O processo menciona apenas eventos na Casa Branca e no Lincoln Memorial em suas alegações de violação. O processo afirma erroneamente que a pesagem, e não a coletiva de imprensa, ocorrerá no Lincoln Memorial.

Em entrevista à ESPN na manhã de domingo, Ballou mencionou três áreas de preocupação financeira: os pacotes de patrocínio de US$ 1,5 milhão que estariam sendo vendidos para o evento, um acordo de transmissão exclusiva, que exigiria assinatura para assistir à luta, e os potenciais anúncios no octógono e no Lincoln Memorial.

Ballou afirmou que a decisão de entrar com o processo foi tomada após uma reportagem publicada em 4 de junho alegando que o UFC estava financiando e organizando o evento. O CEO do UFC, Dana White, disse à ESPN no mês passado e já afirmou diversas vezes que o evento custaria até US$ 60 milhões e que sua organização estava arcando com os custos.

O processo alega que o evento do UFC "não satisfaz as condições para autorização" sob uma regra temporária que permite eventos especiais em conjunto com as comemorações do 250º aniversário dos Estados Unidos neste ano.

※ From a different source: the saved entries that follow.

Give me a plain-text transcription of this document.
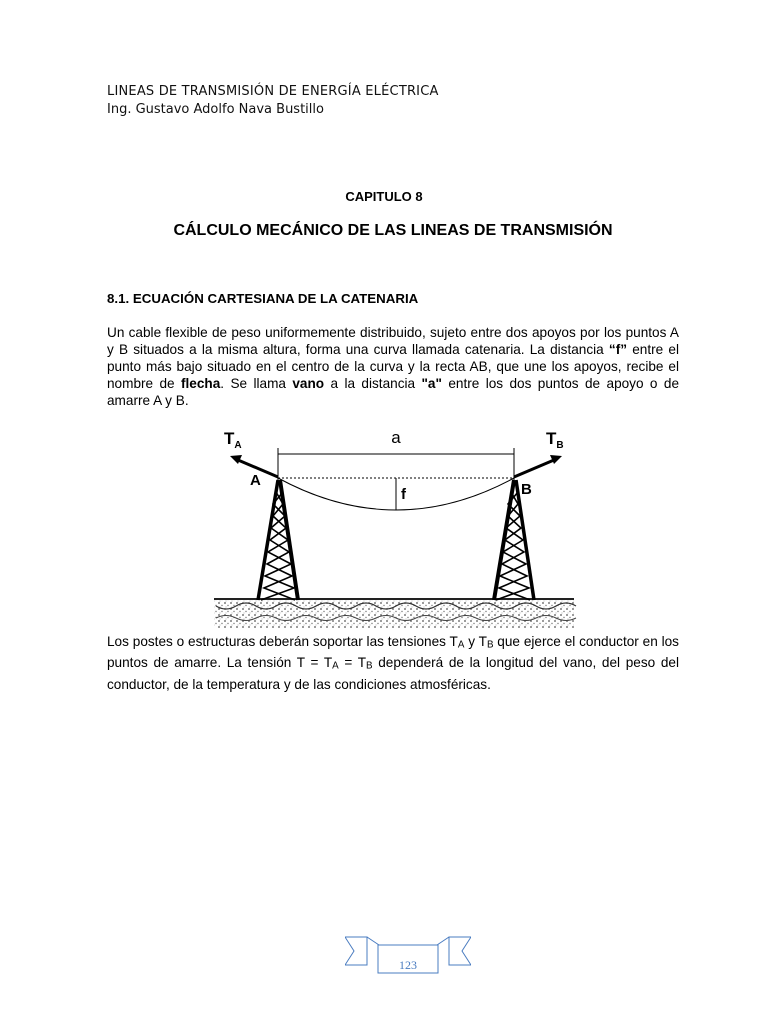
LINEAS DE TRANSMISIÓN DE ENERGÍA ELÉCTRICA
Ing. Gustavo Adolfo Nava Bustillo
CAPITULO 8
CÁLCULO MECÁNICO DE LAS LINEAS DE TRANSMISIÓN
8.1. ECUACIÓN CARTESIANA DE LA CATENARIA

Un cable flexible de peso uniformemente distribuido, sujeto entre dos apoyos por los puntos A y B situados a la misma altura, forma una curva llamada catenaria. La distancia “f” entre el punto más bajo situado en el centro de la curva y la recta AB, que une los apoyos, recibe el nombre de flecha. Se llama vano a la distancia "a" entre los dos puntos de apoyo o de amarre A y B.

a
f
A
B
$T_A$	$T_B$

Los postes o estructuras deberán soportar las tensiones TA y TB que ejerce el conductor en los puntos de amarre. La tensión T = TA = TB dependerá de la longitud del vano, del peso del conductor, de la temperatura y de las condiciones atmosféricas.

123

O processo alega que o evento não está sendo realizado para celebrar a independência dos Estados Unidos e não está sendo planejado pelo governo federal.

Em vez disso, o processo alega que o evento está sendo organizado pelo UFC e é uma celebração do UFC e do aniversário de Trump, e não do país.

White disse à ESPN em maio que as lutas são para celebrar o aniversário dos Estados Unidos e que "da primeira luta da noite ao evento principal, vamos contar a história da América".

O processo alega que o UFC Freedom 250 não está sendo administrado ou organizado por um "departamento ou agência executiva" além da segurança e que "nenhuma comissão oficial está planejando, organizando e executando o evento".

Portanto, o processo alega que não se enquadra na isenção para eventos especiais do America 250. O processo também alega que nenhum evento especial é permitido no Lincoln Memorial, exceto uma cerimônia em homenagem ao aniversário do presidente Abraham Lincoln.

O envolvimento da Freedom 250, uma das duas organizações que disputam os eventos relacionados ao 250º aniversário dos Estados Unidos, não está claro. Relatos da mídia divergem sobre o envolvimento do grupo Freedom 250, apesar da coincidência de nomes.

No site da Freedom 250, na manhã de domingo, o evento UFC Freedom 250 não constava na lista de atrações, que inclui uma fan zone da Copa do Mundo.

A ação judicial alega que a construção da estrutura precisava de aprovação do Congresso e está destruindo o gramado sul da Casa Branca.

A ação também afirma que a construção deveria ter passado por uma "avaliação ambiental", conforme exigido pela lei federal. Não está claro se essa avaliação foi realizada.

Pete Dropick, vice-presidente executivo de desenvolvimento e operações de eventos do UFC, disse à ESPN em maio que os reparos no gramado seriam "um custo significativo" para o UFC, estimando que poderia variar de US$ 700.000 a US$ 1 milhão — tudo isso sem mexer na terra da Casa Branca.